After many years of practicing and studying leadership, Stephen Brookes had been musing over the problem of individual versus collective leadership approaches and eventually coined the phrase of public leadership - as a form of ‘collective leadership’ - based on his research over a number of years. This was in response to the detrimental effect that thirty years of New Public Management (NPM) resulted in by focusing on ‘counting what can be counted’ rather than counting what counts; the overall outcome of effective public leadership is the creation and demonstration of public value. He defined collective leadership as a “form of leadership based on shared values, rather than individual leadership based on self-interest” (Brookes 2016) and, further, that a “collective leadership framework places (leadership) behaviours as a high-level outcome of shared values”. Several frameworks are nested within the overall framework of collective leadership, although the overall outcome of collective leadership is that of creating and demonstrating public value. Brookes thus suggests that collective leadership can be assessed in the achievement of overall public value. The CLI is the means by which this can be achieved.
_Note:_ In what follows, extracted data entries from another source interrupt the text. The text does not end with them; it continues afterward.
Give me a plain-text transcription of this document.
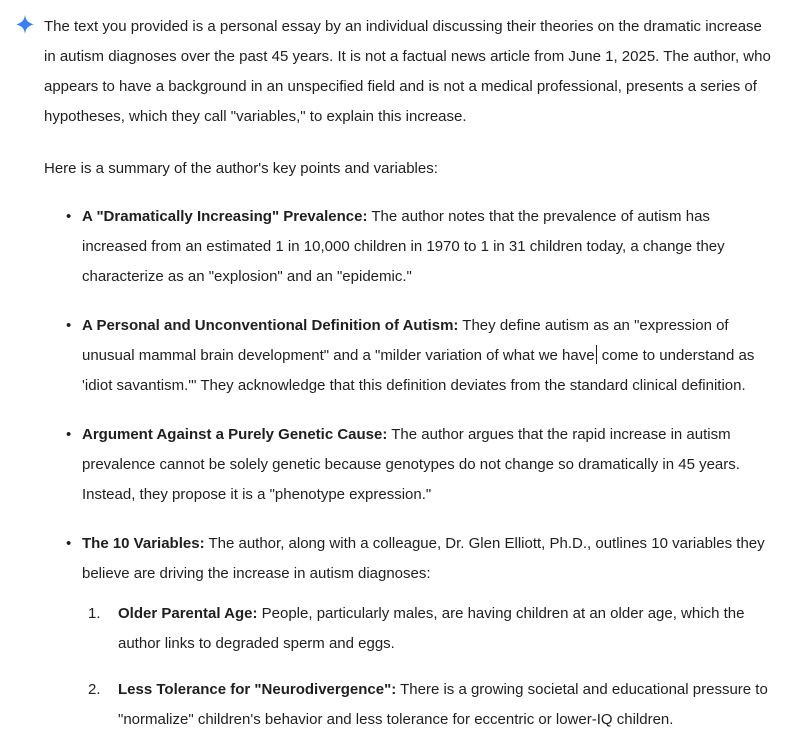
The text you provided is a personal essay by an individual discussing their theories on the dramatic increase in autism diagnoses over the past 45 years. It is not a factual news article from June 1, 2025. The author, who appears to have a background in an unspecified field and is not a medical professional, presents a series of hypotheses, which they call "variables," to explain this increase.

Here is a summary of the author's key points and variables:

• A "Dramatically Increasing" Prevalence: The author notes that the prevalence of autism has increased from an estimated 1 in 10,000 children in 1970 to 1 in 31 children today, a change they characterize as an "explosion" and an "epidemic."
• A Personal and Unconventional Definition of Autism: They define autism as an "expression of unusual mammal brain development" and a "milder variation of what we have come to understand as 'idiot savantism.'" They acknowledge that this definition deviates from the standard clinical definition.
• Argument Against a Purely Genetic Cause: The author argues that the rapid increase in autism prevalence cannot be solely genetic because genotypes do not change so dramatically in 45 years. Instead, they propose it is a "phenotype expression."
• The 10 Variables: The author, along with a colleague, Dr. Glen Elliott, Ph.D., outlines 10 variables they believe are driving the increase in autism diagnoses:
Older Parental Age: People, particularly males, are having children at an older age, which the author links to degraded sperm and eggs.
Less Tolerance for "Neurodivergence": There is a growing societal and educational pressure to "normalize" children's behavior and less tolerance for eccentric or lower-IQ children.
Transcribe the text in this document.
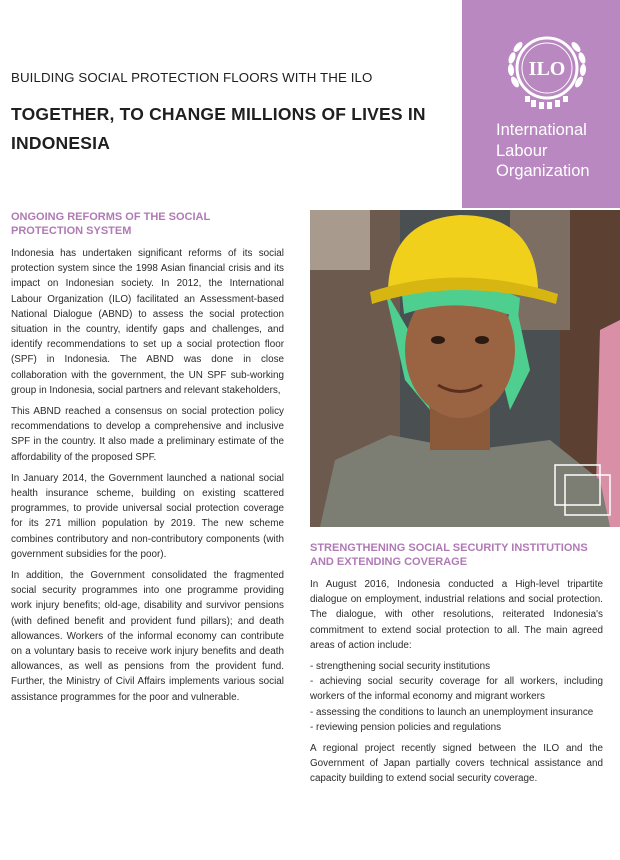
BUILDING SOCIAL PROTECTION FLOORS WITH THE ILO
TOGETHER, TO CHANGE MILLIONS OF LIVES IN INDONESIA
ILO
International
Labour
Organization
ONGOING REFORMS OF THE SOCIAL PROTECTION SYSTEM

Indonesia has undertaken significant reforms of its social protection system since the 1998 Asian financial crisis and its impact on Indonesian society. In 2012, the International Labour Organization (ILO) facilitated an Assessment-based National Dialogue (ABND) to assess the social protection situation in the country, identify gaps and challenges, and identify recommendations to set up a social protection floor (SPF) in Indonesia. The ABND was done in close collaboration with the government, the UN SPF sub-working group in Indonesia, social partners and relevant stakeholders,

This ABND reached a consensus on social protection policy recommendations to develop a comprehensive and inclusive SPF in the country. It also made a preliminary estimate of the affordability of the proposed SPF.

In January 2014, the Government launched a national social health insurance scheme, building on existing scattered programmes, to provide universal social protection coverage for its 271 million population by 2019. The new scheme combines contributory and non-contributory components (with government subsidies for the poor).

In addition, the Government consolidated the fragmented social security programmes into one programme providing work injury benefits; old-age, disability and survivor pensions (with defined benefit and provident fund pillars); and death allowances. Workers of the informal economy can contribute on a voluntary basis to receive work injury benefits and death allowances, as well as pensions from the provident fund. Further, the Ministry of Civil Affairs implements various social assistance programmes for the poor and vulnerable.

STRENGTHENING SOCIAL SECURITY INSTITUTIONS AND EXTENDING COVERAGE

In August 2016, Indonesia conducted a High-level tripartite dialogue on employment, industrial relations and social protection. The dialogue, with other resolutions, reiterated Indonesia's commitment to extend social protection to all. The main agreed areas of action include:

- strengthening social security institutions
- achieving social security coverage for all workers, including workers of the informal economy and migrant workers
- assessing the conditions to launch an unemployment insurance
- reviewing pension policies and regulations

A regional project recently signed between the ILO and the Government of Japan partially covers technical assistance and capacity building to extend social security coverage.
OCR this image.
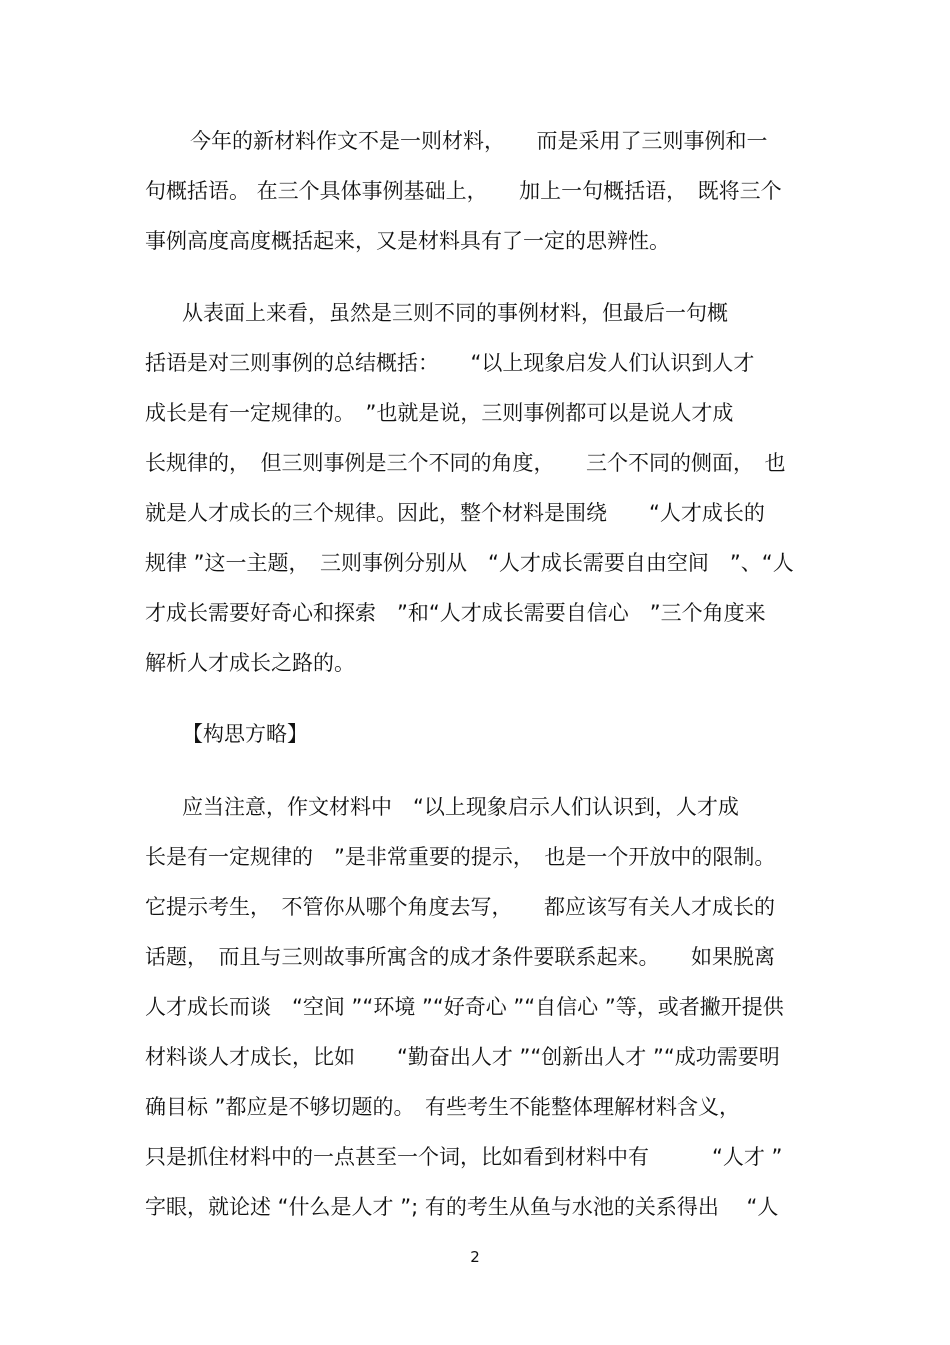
今年的新材料作文不是一则材料，　　而是采用了三则事例和一
句概括语。 在三个具体事例基础上，　　加上一句概括语，　既将三个
事例高度高度概括起来，又是材料具有了一定的思辨性。
从表面上来看，虽然是三则不同的事例材料，但最后一句概
括语是对三则事例的总结概括：　　“以上现象启发人们认识到人才
成长是有一定规律的。　”也就是说，三则事例都可以是说人才成
长规律的，　但三则事例是三个不同的角度，　　三个不同的侧面，　也
就是人才成长的三个规律。因此，整个材料是围绕　　“人才成长的
规律 ”这一主题，　三则事例分别从　“人才成长需要自由空间　”、“人
才成长需要好奇心和探索　”和“人才成长需要自信心　”三个角度来
解析人才成长之路的。
【构思方略】
应当注意，作文材料中　“以上现象启示人们认识到，人才成
长是有一定规律的　”是非常重要的提示，　也是一个开放中的限制。
它提示考生，　不管你从哪个角度去写，　　都应该写有关人才成长的
话题，　而且与三则故事所寓含的成才条件要联系起来。　　如果脱离
人才成长而谈　“空间 ”“环境 ”“好奇心 ”“自信心 ”等，或者撇开提供
材料谈人才成长，比如　　“勤奋出人才 ”“创新出人才 ”“成功需要明
确目标 ”都应是不够切题的。　有些考生不能整体理解材料含义，
只是抓住材料中的一点甚至一个词，比如看到材料中有　　　“人才 ”
字眼，就论述 “什么是人才 ”; 有的考生从鱼与水池的关系得出　 “人
2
The overall frame of reference is the ’20 Ps of collective leadership’ influenced by realistic evaluation as applied to the study and practice of leadership; it thus outlines the resultant collective leadership framework. One benefit of using a realistic evaluation approach is that leaders and leadership adapt and change according to the attributes of the people involved in leading, those who ‘follow’ and internal dynamics. A second is that leadership activities produce complex patterns of outcome, with winners and losers, successes and failures. A third is that the external conditions for leaders and leadership are apt to vary and to change over time, and as Tilley 1 argues , “sometimes in chaotic and inherently unpredictable ways”. The realist is interested in identifying and testing configurations, rather than one-to-one causal relationships. The relatively simple framework relies upon the configuration of context, mechanisms and outcomes (CMO configurations).
[1] TILLEY, N. 2010. Can Leadership be Evaluated? In: BROOKES, S. & GRINT, K. (eds.) The Public Leadership Challenge. Basingstoke: Palgrave Macmillan (page 634).